6. Financial Risk Management and Internal Controls

  • Credit Risk: The Group’s credit risk exposure remains low, with most deposits held at reputable domestic banks. The expected credit loss model is applied to assess risks on trade and related party receivables.
  • Market and Interest Rate Risks: The Group is minimally exposed to foreign exchange and interest rate risks, with most transactions in RMB and limited interest-bearing assets.
  • Capital Management: The Group manages its capital structure via a liability-to-asset ratio, which increased to 52.51% in 2025, mainly due to the loss incurred.
  • Internal Controls: The Board, via the Audit Committee, annually reviews internal controls and risk management systems. The Company also maintains anti-corruption and anti-fraud policies, including whistleblower protections.

7. Audit Opinion and Governance

  • Auditor’s Opinion: PricewaterhouseCoopers issued an unqualified (“clean”) audit opinion, confirming that the financial statements give a true and fair view of the Group’s performance and were prepared in accordance with HKFRS.
  • Audit and Non-Audit Fees: RMB3.84 million was paid for audit services, with an additional RMB326,000 for non-audit services, mainly tax advisory.

Key Price-Sensitive Developments

  • Significant Swing to Net Loss: The shift from profit to a substantial net loss is likely to weigh on the Company’s valuation and could prompt a negative share price reaction.
  • Dividend Suspension: The absence of a final dividend for 2025 may be viewed negatively by income-focused investors.
  • No Borrowings / Conservative Capital Position: The debt-free status may be seen as prudent but could also suggest limited growth or expansion.
  • Governance and Internal Control Enhancements: The Company responded to internal control weaknesses around timely disclosures of connected transactions, which is a positive for long-term governance, but investors should monitor for future compliance.

Conclusion

The 2025 Annual Report of New Century Healthcare highlights a challenging year, with a swing to a substantial net loss, suspension of the final dividend, and a higher liability-to-asset ratio. While the Group maintains a strong balance sheet with no debt and continues to invest in governance and internal controls, the operational challenges and lack of expansion plans signal a cautious outlook. Shareholders should closely monitor future quarterly results and management’s response to these pressures, as these factors are likely to drive share price performance in the near term.

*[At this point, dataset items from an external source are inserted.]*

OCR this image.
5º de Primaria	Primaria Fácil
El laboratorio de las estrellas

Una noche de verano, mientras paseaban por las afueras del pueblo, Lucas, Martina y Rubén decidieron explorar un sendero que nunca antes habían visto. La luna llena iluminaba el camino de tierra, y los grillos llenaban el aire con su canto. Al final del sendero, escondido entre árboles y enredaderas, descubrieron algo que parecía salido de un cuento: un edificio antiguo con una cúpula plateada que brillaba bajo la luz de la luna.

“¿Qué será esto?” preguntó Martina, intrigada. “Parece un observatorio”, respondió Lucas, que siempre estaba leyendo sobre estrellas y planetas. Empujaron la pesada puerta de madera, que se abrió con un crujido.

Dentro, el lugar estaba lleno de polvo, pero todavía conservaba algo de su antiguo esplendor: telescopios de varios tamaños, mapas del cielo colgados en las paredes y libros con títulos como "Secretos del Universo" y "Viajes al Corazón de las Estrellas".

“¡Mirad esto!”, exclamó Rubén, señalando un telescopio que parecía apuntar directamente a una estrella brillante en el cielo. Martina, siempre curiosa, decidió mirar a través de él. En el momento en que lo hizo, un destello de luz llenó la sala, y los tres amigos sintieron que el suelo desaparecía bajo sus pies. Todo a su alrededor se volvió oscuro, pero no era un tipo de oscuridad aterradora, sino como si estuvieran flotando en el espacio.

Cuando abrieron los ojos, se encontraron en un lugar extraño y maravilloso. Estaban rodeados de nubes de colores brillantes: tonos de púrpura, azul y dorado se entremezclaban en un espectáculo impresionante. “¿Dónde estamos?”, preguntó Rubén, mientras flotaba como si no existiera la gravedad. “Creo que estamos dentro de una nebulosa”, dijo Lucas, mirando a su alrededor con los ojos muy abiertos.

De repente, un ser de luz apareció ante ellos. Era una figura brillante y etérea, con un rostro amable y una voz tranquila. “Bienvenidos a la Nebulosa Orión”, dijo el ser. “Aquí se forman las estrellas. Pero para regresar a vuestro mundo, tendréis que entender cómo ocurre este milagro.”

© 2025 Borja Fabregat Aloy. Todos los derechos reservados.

Disclaimer: This article is for informational purposes only and does not constitute investment advice or a recommendation to buy or sell any securities. Investors should conduct their own research or consult a financial advisor before making investment decisions. The information and analysis provided are based on the Company’s 2025 Annual Report and may be subject to change or updates without notice.